Why did they choose Macbeth? “It’s our favourite and it’s the shortest”. Shakespeare’s actual text is interspersed with asides, commentary (“That was a long sentence”, says one. “That was a long thought”, replies another), discussion about rhyming couplets, pronunciation, even a comment about Shakespeare being taken off the school curriculum. My favourite bit? “Knock knock”. “Who’s there?” “Duncan”. “Duncan who?” “What’s Dun Can not be undone.”  This, of course, following the murder of King Duncan by Macbeth.

What is truly amazing about this show, directed and created by Rebecca Northan with Bruce Horak, is how effectively the performers shift from what feels improvisational (but isn’t) to Shakespeare’s actual text. How the tone suddenly changes from poking fun (“Tolkien was an asshole”) to the profundity that is the Bard (“Tomorrow and tomorrow and tomorrow/Creeps in this petty pace from day to day. . . ”). Under all that zaniness breathes the real Scottish play, the play that has held us spellbound for over four hundred years.

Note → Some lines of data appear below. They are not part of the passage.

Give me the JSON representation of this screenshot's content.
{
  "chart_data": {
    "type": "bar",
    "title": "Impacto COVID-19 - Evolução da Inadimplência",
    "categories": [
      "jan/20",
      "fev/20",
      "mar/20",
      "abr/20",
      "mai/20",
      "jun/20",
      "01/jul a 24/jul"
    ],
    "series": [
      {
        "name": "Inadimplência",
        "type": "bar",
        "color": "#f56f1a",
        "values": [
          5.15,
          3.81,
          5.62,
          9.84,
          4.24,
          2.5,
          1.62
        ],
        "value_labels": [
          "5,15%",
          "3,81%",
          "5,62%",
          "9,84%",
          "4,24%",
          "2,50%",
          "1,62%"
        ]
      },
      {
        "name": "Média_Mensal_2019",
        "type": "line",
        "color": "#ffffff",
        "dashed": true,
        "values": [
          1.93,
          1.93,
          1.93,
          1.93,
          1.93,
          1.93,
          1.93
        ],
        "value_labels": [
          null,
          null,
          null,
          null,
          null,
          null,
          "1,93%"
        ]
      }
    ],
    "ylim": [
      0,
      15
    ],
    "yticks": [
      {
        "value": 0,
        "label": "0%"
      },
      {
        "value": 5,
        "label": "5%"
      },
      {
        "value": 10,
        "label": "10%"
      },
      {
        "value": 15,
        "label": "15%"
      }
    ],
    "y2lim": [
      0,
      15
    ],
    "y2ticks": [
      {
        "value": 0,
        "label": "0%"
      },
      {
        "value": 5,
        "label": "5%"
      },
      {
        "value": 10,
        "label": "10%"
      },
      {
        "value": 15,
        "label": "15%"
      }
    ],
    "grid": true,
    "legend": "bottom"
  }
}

Original lighting design: Anton deGroot
Associate lighting designer: Michael K. Hewitt
Credit: Tim Matheson

But for all its smarts – and they are many – I would rather have seen a production of Macbeth rather than GOBLIN:MACBETH. Northan and Horak are both alumni of Loose Moose, an improvisational, interactive theatre company in Calgary, and those roots are very apparent. But amazing and impressive to me is how Wug, Cragva and Moog get a Bard audience waving branches of fake trees and wiggling their fingers in the air (Birnam Wood, don’t you know), tooting on imaginary trumpets and thundering “Yay” in response to the goblin playing Macduff asking, “Are you with me?”

Credit: Tim Matheson

I did not wiggle my fingers nor did I holler “Yay”. I fear I have not a single playful bone left in my body and no goblin is going to get me pretending to be a tree on the move. Or a tree at all.

However, most did enthusiastically play along and have their funnybones tickled on opening night and hundreds more will throughout the run. Hurry for a ticket if you want one; they won’t last long.